The Dassault Systèmes U.S. Foundation and Base 11 announced a workforce development initiative focused on training the next generation of engineers with the skills most in-demand by aerospace, high-tech and transportation industries.
With a grant from The Foundation, the initiative will provide students with training in collaborative 3-D engineering design platforms used by many large employers including Boeing, Northrup Grumman, Lockheed Martin, Tesla, Honda, HP and IBM.
“We are thrilled by the grant from The Dassault Systèmes U.S. Foundation as it will accelerate our ability to empower our academic partners with the tools and resources they need to transform high-potential, low-resource students into 21st century STEM leaders,” said Landon Taylor, CEO of Base 11, a nonprofit STEM (science, technology, engineering and math) workforce development and entrepreneur accelerator.
The initiative will be piloted this summer at the University of California, Irvine’s Samueli School of Engineering with community college students participating in the Base 11 summer fellowship program being the first to receive training on the collaborative 3-D design solutions.
“This workforce development initiative by Base 11 speaks to the huge demand for trained talent that we’re hearing from employers,” said Al Bunshaft, President, The Dassault Systèmes U.S. Foundation. “We are excited to support this innovative initiative that aims to create new educational content with the learning and discovery capabilities of 3D technology and virtual universes. This will offer a solution for employers, while simultaneously changing the lives of underserved students and their communities.”
The Autonomous Systems Engineering Academy was based on a highly successful freshman engineering course at the Samueli School of Engineering featuring hands-on, project-based learning. In 2015, Base 11 funded an adaptation of the course as an 8-week residency based summer program geared toward high-potential, low-resource community college students. The inaugural cohort of that program was recruited from across the country and completed the program at UCI in the summer of 2016.

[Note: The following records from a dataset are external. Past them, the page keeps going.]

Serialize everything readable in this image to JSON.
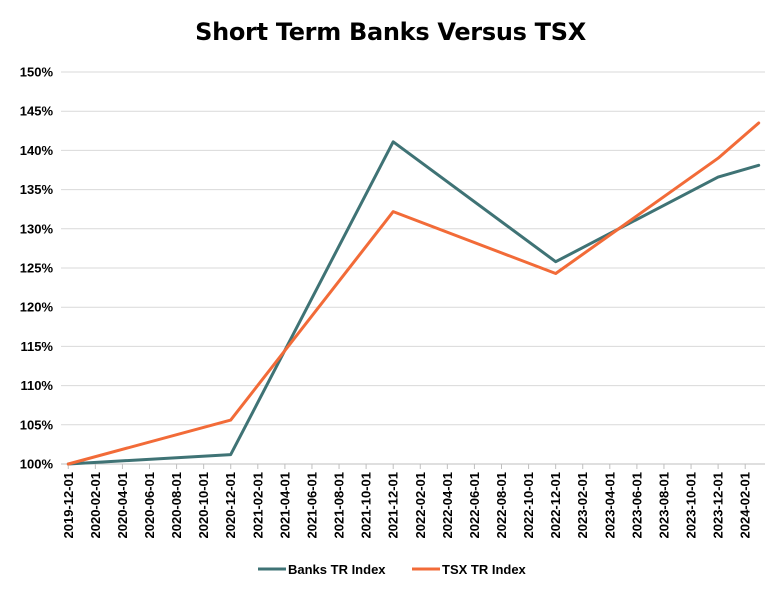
{
  "chart_data": {
    "type": "line",
    "title": "Short Term Banks Versus TSX",
    "xlabel": "",
    "ylabel": "",
    "ylim": [
      100,
      150
    ],
    "ytick_step": 5,
    "y_unit": "%",
    "grid": true,
    "legend_position": "bottom",
    "x_dates": [
      "2019-12-01",
      "2020-02-01",
      "2020-04-01",
      "2020-06-01",
      "2020-08-01",
      "2020-10-01",
      "2020-12-01",
      "2021-02-01",
      "2021-04-01",
      "2021-06-01",
      "2021-08-01",
      "2021-10-01",
      "2021-12-01",
      "2022-02-01",
      "2022-04-01",
      "2022-06-01",
      "2022-08-01",
      "2022-10-01",
      "2022-12-01",
      "2023-02-01",
      "2023-04-01",
      "2023-06-01",
      "2023-08-01",
      "2023-10-01",
      "2023-12-01",
      "2024-02-01"
    ],
    "x_last": "2024-03-01",
    "series": [
      {
        "name": "Banks TR Index",
        "color": "#3f7375",
        "points": [
          [
            "2019-12-01",
            100
          ],
          [
            "2020-12-01",
            101.2
          ],
          [
            "2021-12-01",
            141.1
          ],
          [
            "2022-12-01",
            125.8
          ],
          [
            "2023-12-01",
            136.6
          ],
          [
            "2024-03-01",
            138.1
          ]
        ]
      },
      {
        "name": "TSX TR Index",
        "color": "#f26b38",
        "points": [
          [
            "2019-12-01",
            100
          ],
          [
            "2020-12-01",
            105.6
          ],
          [
            "2021-12-01",
            132.2
          ],
          [
            "2022-12-01",
            124.3
          ],
          [
            "2023-12-01",
            139.0
          ],
          [
            "2024-03-01",
            143.5
          ]
        ]
      }
    ]
  }
}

The academy focuses around hands-on, interactive projects that encompass multiple engineering disciplines. Students learn the basics of aerospace design, computer aided design, 3-D printing, basic electronics and fabrication techniques through a series of mini projects. Each of those mini projects is a necessary component of the final capstone project, which is a fully operational unmanned aerial vehicle, or drone.
In the first phase of the initiative, funded by The Dassault Systèmes U.S. Foundation, the process of designing the drone will be enhanced by access to and training on 3-D design platforms used by engineers at major corporations.
Beginning January 2018, Base 11 will expand the ASEA curriculum into a full academic-year college credit-bearing engineering course at three community college campuses in Orange County, California, San Francisco and Phoenix including Orange Coast College, Skyline College and South Mountain Community College, with the potential to reach other markets in 2019.
“The partnership with Base 11 and the financial support of The Dassault Systèmes U.S. Foundation is helping us expand our reach into community colleges and high schools, advancing our mission to prepare future engineers for matriculation at UCI and on to successful STEM-based careers,” said Gregory Washington, Stacey Nicholas dean of engineering, Samueli School.